Tuesday, August 28, 2007

are defibrillators worth the cost?

Our school has one: it's kept at the office, within sprinting range of most of the campus. But are automatic external defibrillators, which can cost thousands in implementation and training, worth the investment? An area study says "maybe."
A nationwide push to put portable defibrillators in every school, a response to several high-profile student deaths, may not be worth the cost, a new study concludes.

The survey of emergency response to schools in the Seattle area over 16 years found that students suffered cardiac arrests only 12 times and a third of these children had known heart problems.

Most of the cardiac arrests at schools between 1990 to 2005 involved adults - teachers, volunteers or people just walking on school property. And they occurred much more often in high schools and middle schools than elementary schools.

"I certainly have no objection to AEDs (automated external defibrillators)," said one of the researchers, Dr. Tom Rea, of the University of Washington's Harborview Medical Center. He's also medical director for King County Medic One, the county's emergency medical service.

But not every school has the money for a defibrillator, which each cost an average of $1,000 to $3,000, not including the cost to train school staff, he said.
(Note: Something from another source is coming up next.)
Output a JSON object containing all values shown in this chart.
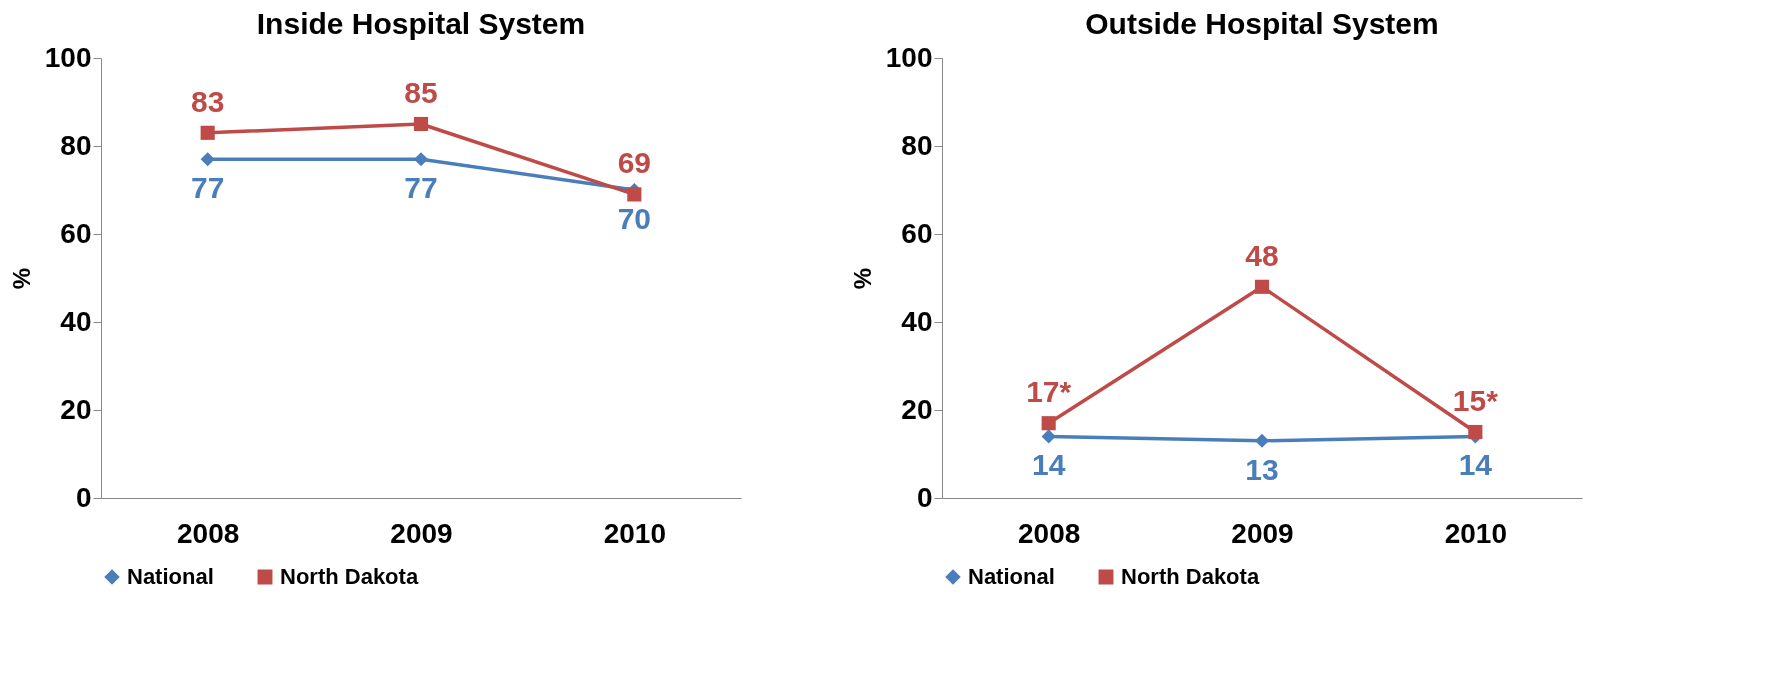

They decided to do the study after several states mandated the purchase of defibrillators for schools and others were considering similar measures, he said.
It sounds like mandatory CPR training might be a better investment--especially since CPR techniques need to be changed to reflect current research.

Best line of the article comes near the end: "According to the study, schools are one of the best places for adults to suffer cardiac arrest."